Für den Einzelhandel ist die Coronakrise zum Überlebenskampf geworden. Betroffen sind vor allem Modegeschäfte, die nach der Winter- womöglich auch die Frühlingskollektion abschreiben können. Anders sieht das schon wieder bei den Fahrradhändlern aus. Die haben im ersten Corona-Krisenjahr mitunter bessere Geschäfte gemacht als zuvor und inzwischen Probleme, ausreichend Nachschub für die Zeit nach dem zweiten Lockdown bekommen.

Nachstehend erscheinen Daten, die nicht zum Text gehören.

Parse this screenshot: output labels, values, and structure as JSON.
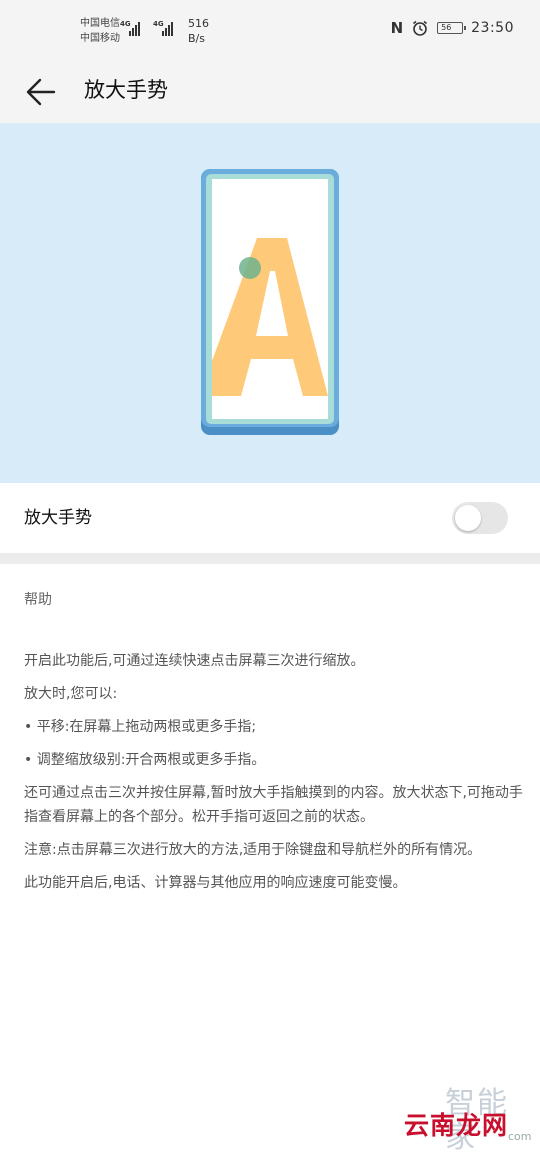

Mehr Umsatz als im Vorjahr

Max Schleising betreibt das Fahrradcenter Hebestreit am Bötzower Platz in Oranienburg. Über mangelnde Arbeit konnte er sich im vergangenen Jahr trotz Lockdowns nicht beschweren. Der Umsatz hat auch gestimmt. „Unterm Strich war das Jahr sogar besser als andere“, berichtet er.

Boom durch Corona

Die ohnehin schon seit einigen Jahren boomende Fahrradbranche hat durch Corona einen zusätzlichen Schub gekommen. Fahrräder seien das neue Klopapier, witzelten Medien im Sommer, als sich auch die Regale bei großen Händlern zunehmend lichteten. Die Erfahrung hat auch Schleising gemacht. Im Frühjahr vergangenen Jahres musste er im ersten Corona-Lockdown wie alle anderen Geschäfte den Verkauf einstellen. Nur Reparaturen durfte er noch anbieten. „Als das vorbei war, gab es aber einen Ansturm“, berichtet der Oranienburger.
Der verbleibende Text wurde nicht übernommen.